The campaign's four, 30-second television commercials seek to highlight the absurdity of past smoking trends lighting up on airplanes, at the office and even at the doctor's office.
One grainy spot shows a doctor puffing away on a cigarette while checking a toddler's vital signs as his mother looks on, smiling approvingly. Another late '60s-themed spot takes place in an airplane where nearly everyone, including the short-skirted flight attendants, is holding a cigarette and the cabin is filled with thick smoke.
The public service announcements will begin airing this week on Utah television stations. The ads, Dibble said, aim to illustrate "just how incongruous smoking in public places has become."
Earlier this year, the Utah Legislature passed a controversial bill that will eventually ban smoking in all classes of private clubs and taverns. The law also prohibits smoking at social, fraternal and religious organizations.

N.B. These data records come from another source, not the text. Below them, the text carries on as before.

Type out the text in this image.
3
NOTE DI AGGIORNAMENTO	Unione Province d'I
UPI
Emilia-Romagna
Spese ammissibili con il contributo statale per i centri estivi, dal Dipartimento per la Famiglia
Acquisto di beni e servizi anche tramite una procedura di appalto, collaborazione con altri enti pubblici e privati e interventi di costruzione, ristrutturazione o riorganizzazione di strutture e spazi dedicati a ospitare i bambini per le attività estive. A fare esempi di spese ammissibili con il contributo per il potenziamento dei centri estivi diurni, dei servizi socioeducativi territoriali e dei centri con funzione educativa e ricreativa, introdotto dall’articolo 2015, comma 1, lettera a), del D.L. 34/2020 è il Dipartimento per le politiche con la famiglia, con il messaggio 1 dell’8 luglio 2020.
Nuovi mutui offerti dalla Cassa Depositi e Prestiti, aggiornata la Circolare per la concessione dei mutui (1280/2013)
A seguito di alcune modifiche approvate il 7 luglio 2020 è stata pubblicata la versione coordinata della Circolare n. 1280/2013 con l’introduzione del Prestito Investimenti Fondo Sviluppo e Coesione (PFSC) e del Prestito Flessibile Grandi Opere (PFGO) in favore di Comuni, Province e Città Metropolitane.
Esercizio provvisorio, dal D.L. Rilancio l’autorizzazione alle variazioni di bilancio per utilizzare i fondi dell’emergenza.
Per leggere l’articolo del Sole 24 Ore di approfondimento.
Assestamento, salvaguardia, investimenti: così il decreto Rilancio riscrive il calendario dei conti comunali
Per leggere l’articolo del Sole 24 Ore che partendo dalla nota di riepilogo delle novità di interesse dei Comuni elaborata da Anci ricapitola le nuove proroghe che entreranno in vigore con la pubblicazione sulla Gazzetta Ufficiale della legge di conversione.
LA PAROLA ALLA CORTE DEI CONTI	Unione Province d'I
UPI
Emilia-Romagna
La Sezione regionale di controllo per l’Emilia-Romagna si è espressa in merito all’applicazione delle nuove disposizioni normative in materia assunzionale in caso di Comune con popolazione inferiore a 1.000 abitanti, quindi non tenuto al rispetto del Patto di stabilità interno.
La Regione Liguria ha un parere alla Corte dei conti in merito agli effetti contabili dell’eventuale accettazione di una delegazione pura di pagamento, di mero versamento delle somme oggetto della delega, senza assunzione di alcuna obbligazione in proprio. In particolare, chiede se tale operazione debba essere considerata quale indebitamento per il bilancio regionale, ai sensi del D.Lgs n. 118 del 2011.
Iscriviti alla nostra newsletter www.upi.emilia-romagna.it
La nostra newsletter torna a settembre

"We look back now and think, 'Can you believe we used to allow smoking on planes like that?' We find it appalling to see a smoking doctor examine a child," Dibble said. "One day we'll say, 'Can you believe we allowed smoking in clubs?'"
According to the Centers for Disease Control, Utah has some 1,100 smoking-related deaths each year and incurs $273 million in smoking attributable medical costs. The Utah Department of Health estimates that 22,100 children were exposed to secondhand smoke inside the home in 2005.